Committee member Susan Holzman, 76, of Matinecock, said the garden is a “permanent remembrance of who she [Annie] was and what she went through and why we are living where we are living.”

Inside the gates of Auschwitz-Birkenau, the Nazis tattooed Wertman as prisoner No. 38330. They also branded her forearm with an inverted triangle, marking her as a criminal for attempting to escape the Nazi occupation. Bleiberg labored in a warehouse, sorting the looted prisoners’ property until November 1944, when the Nazis liquidated the camp and she was sent to a Czechoslovakian work camp, where she was liberated by Soviet soldiers in 1945. While her father also survived, her mother and sister died in concentration camps.

Sharing her experience

The young woman returned to Poland in 1946 and married a childhood friend, David Bleiberg, and moved to Germany the same year. In 1948, she gave birth to the couple’s only child, Susanne, and two years later, the family immigrated to the United States. David Bleiberg died in 1978.

Seperson says her mother worked as a bookkeeper and then a comptroller for a large Manhattan garment manufacturer. Over the years, she shared “bits and pieces” of her Holocaust experiences with her daughter and grandchildren.

“I knew something terrible had happened [to her], but I never got the whole story chronologically,” Seperson recalled. “She wanted me to feel proud of being Jewish.” But when the U.S. Holocaust Memorial Museum opened in Washington, D.C., in 1993, “she told me everything,” Seperson said.

Andrea Bolender, board chair of the Holocaust Memorial & Tolerance Center of Nassau County, who attended the dedication of the memorial garden, said Bleiberg volunteered at the museum for more than two decades.

“She [Bleiberg] was the definition of a [Holocaust] survivor,” Bolender recalled. “There are two kinds of survivors: ones who look ahead and others who look to the past. Annie was someone who looked at life and looked ahead. She made a life for herself and became a successful comptroller for a large company when women didn’t have careers.

“She never said, ‘I can’t,’ and she found humanity in many people who helped her along the way.”

With the support of the Holocaust museum in Nassau and other organizations, Bleiberg began to regularly share her story with audiences far and wide — at synagogues, elementary and secondary schools, military and police academies, and universities throughout the country and even in Poland.

“My mother felt strongly that if anyone could make a difference, students and young people could,” she said. “She felt education was the best hope to improve the world.”

Story chronicled

Her speeches not only educated, they imparted hope, encouragement and perseverance, exhorting audiences to “never give up,” said Seperson, who added that her mother’s narrative continues to inform visitors at the Holocaust Memorial & Tolerance Center and at the U.S. Holocaust Memorial Museum, where her testimony is part of a permanent collection.

Many admired Bleiberg for her courage and determination.

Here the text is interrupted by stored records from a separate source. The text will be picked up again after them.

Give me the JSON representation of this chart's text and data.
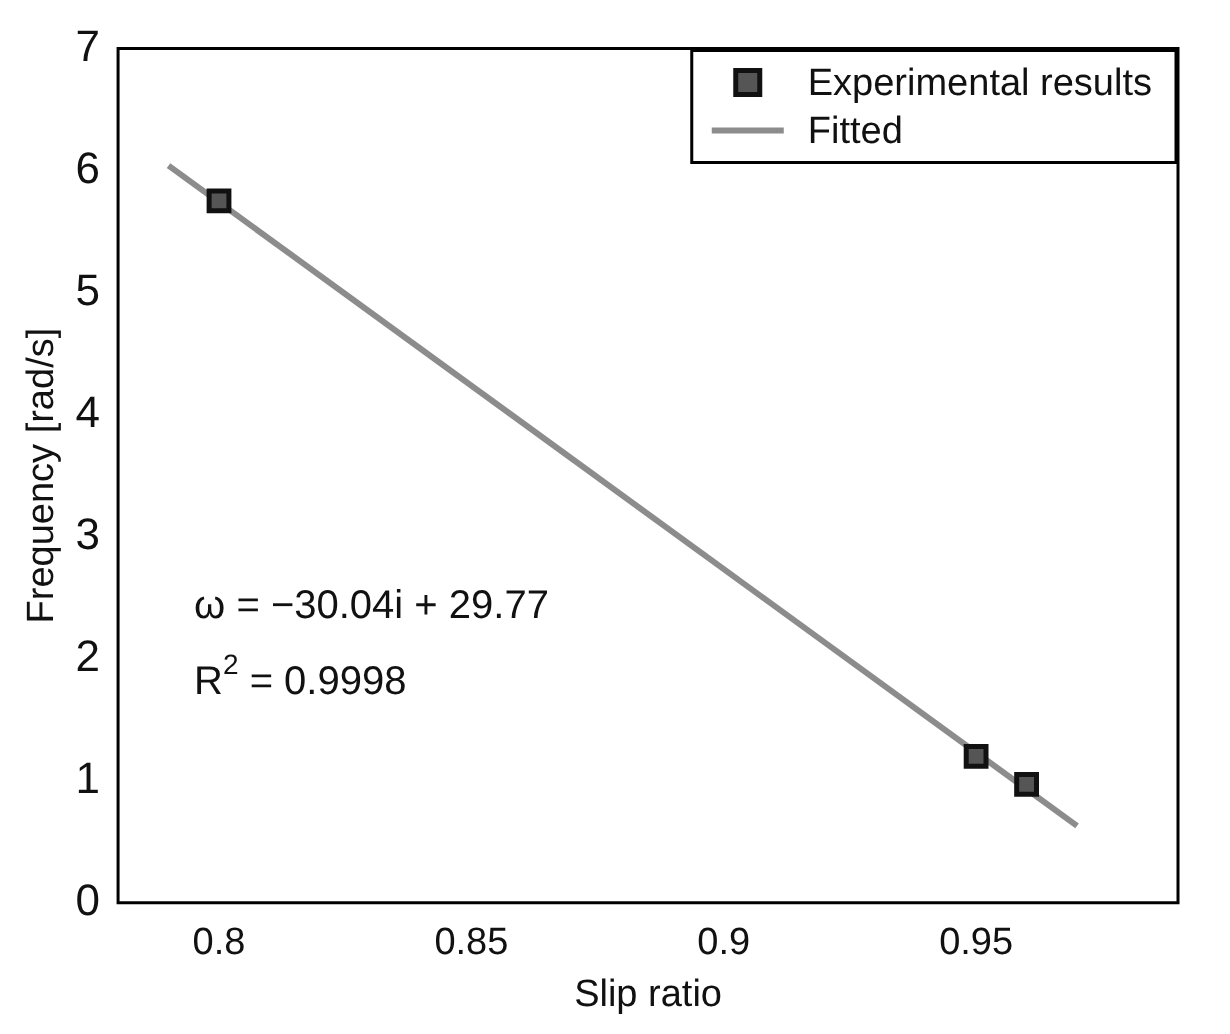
{
  "chart_data": {
    "type": "scatter",
    "xlabel": "Slip ratio",
    "ylabel": "Frequency [rad/s]",
    "xlim": [
      0.78,
      0.99
    ],
    "xticks": [
      0.8,
      0.85,
      0.9,
      0.95
    ],
    "ylim": [
      0,
      7
    ],
    "yticks": [
      0,
      1,
      2,
      3,
      4,
      5,
      6,
      7
    ],
    "grid": false,
    "legend": "top right",
    "series": [
      {
        "name": "Experimental results",
        "marker": "square",
        "color": "#555555",
        "x": [
          0.8,
          0.95,
          0.96
        ],
        "values": [
          5.75,
          1.2,
          0.97
        ]
      },
      {
        "name": "Fitted",
        "type": "line",
        "marker": "none",
        "color": "#8c8c8c",
        "x": [
          0.79,
          0.97
        ],
        "values": [
          6.04,
          0.63
        ]
      }
    ],
    "annotations": [
      "ω = −30.04i + 29.77",
      "R$^{2}$ = 0.9998"
    ]
  }
}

During her life, senators, members of Congress and other elected officials — along with singer Gloria Gaynor, best known for the 1978 disco hit “I Will Survive” — recognized Bleiberg for her devotion to teaching tolerance and respect, Seperson said. She added that Gaynor, who met Bleiberg at the Holocaust Memorial & Tolerance Center, chronicled her story of survival in her 2013 book, “We Will Survive: True Stories of Encouragement, Inspiration, and the Power of Song” (Grand Harbor Press).

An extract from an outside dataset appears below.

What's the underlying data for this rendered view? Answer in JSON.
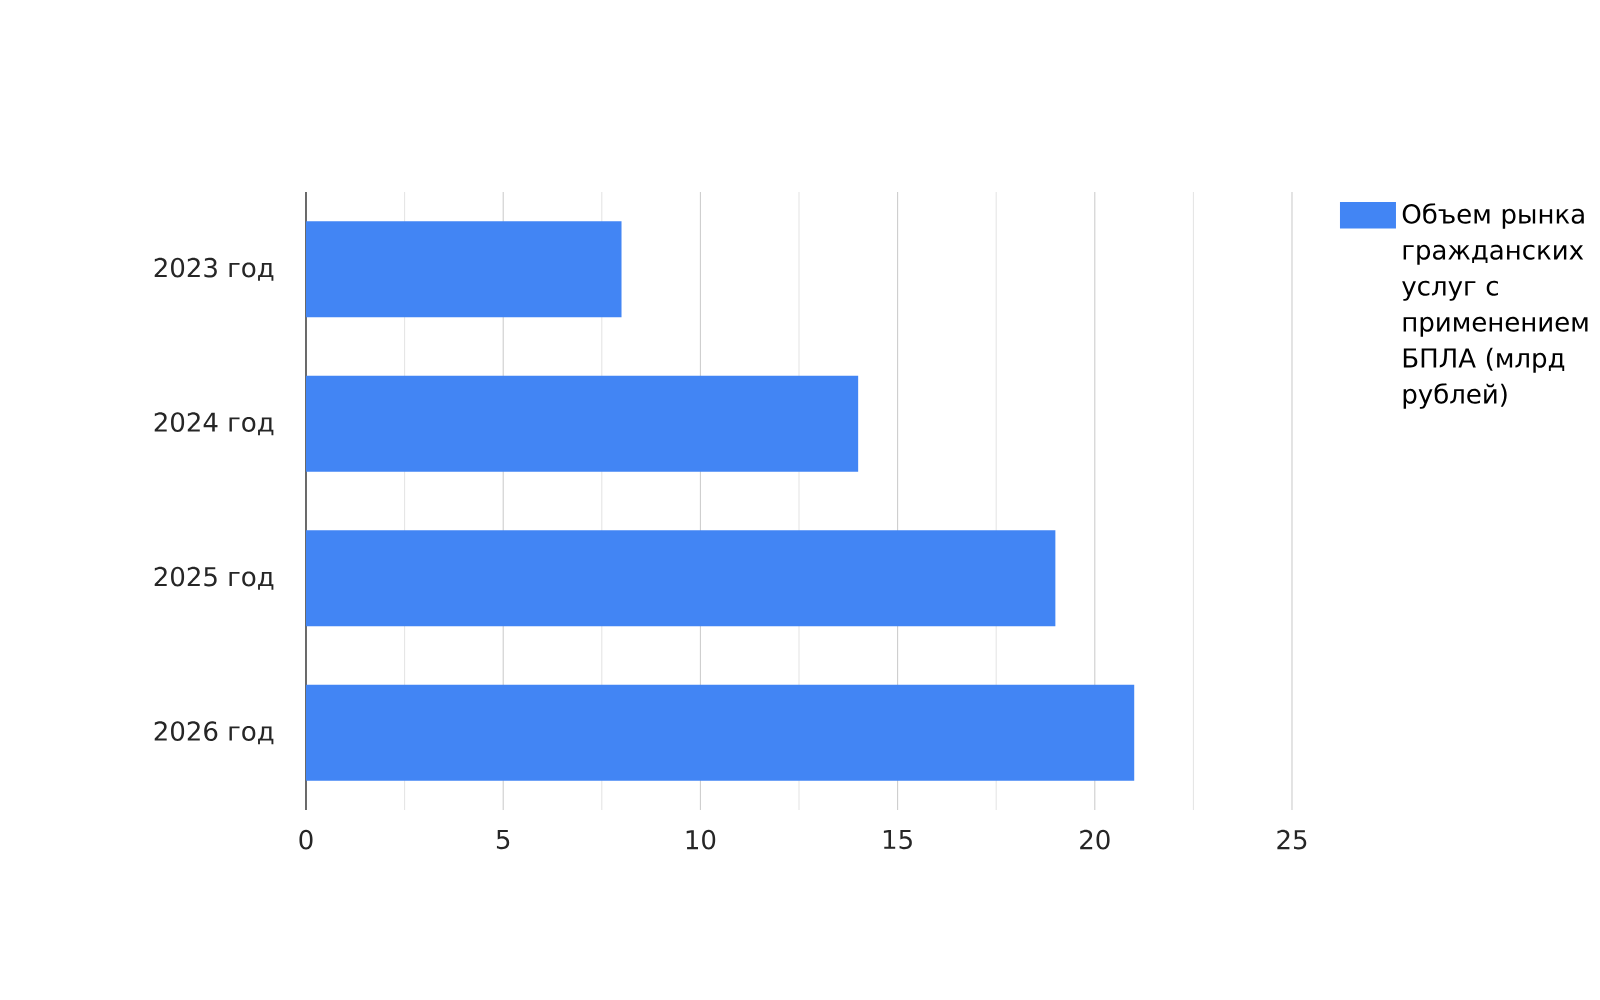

Rabbi Steven Moskowitz of Congregation L’Dor V’Dor, who said Bleiberg had been a member of the synagogue for 18 years, marveled at her “unmatched” resilience and strength.

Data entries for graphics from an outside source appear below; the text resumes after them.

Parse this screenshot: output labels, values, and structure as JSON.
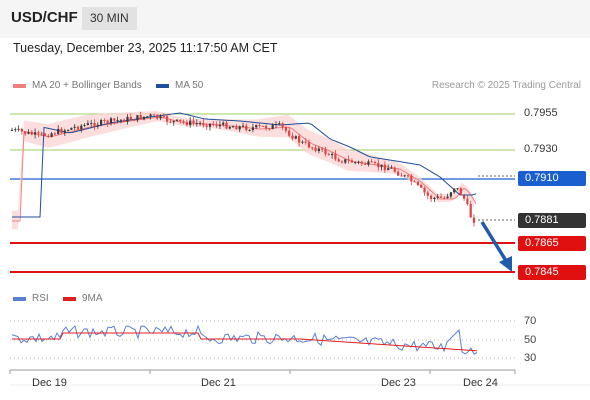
{
  "header": {
    "pair": "USD/CHF",
    "timeframe": "30 MIN"
  },
  "datetime": "Tuesday, December 23, 2025 11:17:50 AM CET",
  "legend": {
    "ma20": {
      "label": "MA 20 + Bollinger Bands",
      "color": "#f08080"
    },
    "ma50": {
      "label": "MA 50",
      "color": "#1f4e9c"
    },
    "credit": "Research © 2025 Trading Central"
  },
  "price_levels": [
    {
      "label": "0.7955",
      "style": "green-line"
    },
    {
      "label": "0.7930",
      "style": "green-line"
    },
    {
      "label": "0.7910",
      "style": "blue-box"
    },
    {
      "label": "0.7881",
      "style": "dark-box"
    },
    {
      "label": "0.7865",
      "style": "red-box"
    },
    {
      "label": "0.7845",
      "style": "red-box"
    }
  ],
  "rsi_legend": {
    "rsi": "RSI",
    "ma": "9MA",
    "rsi_color": "#5b7fd6",
    "ma_color": "#e02020"
  },
  "rsi_levels": [
    "70",
    "50",
    "30"
  ],
  "x_axis": [
    "Dec 19",
    "Dec 21",
    "Dec 23",
    "Dec 24"
  ],
  "colors": {
    "up": "#3a3a3a",
    "down": "#e04040",
    "green": "#8bc34a",
    "blue": "#1a5fd0",
    "red": "#e01010",
    "arrow": "#1f5cab"
  }
}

“There was something about her character and inner resolve that helped her survive,” he recalled. “She was a force to be reckoned with.”

He said the garden, “a place to take in the beauty of nature and God’s handiwork,” would not only be a space for reflection and remembrance, but for teaching.

“We have already used it [the garden] to meet with our religious school students,” he said. “During the week we were dedicating the garden, I told all the students about Annie. Because Annie was a member of our synagogue, we are entrusted more than others with remembering her and telling her story.”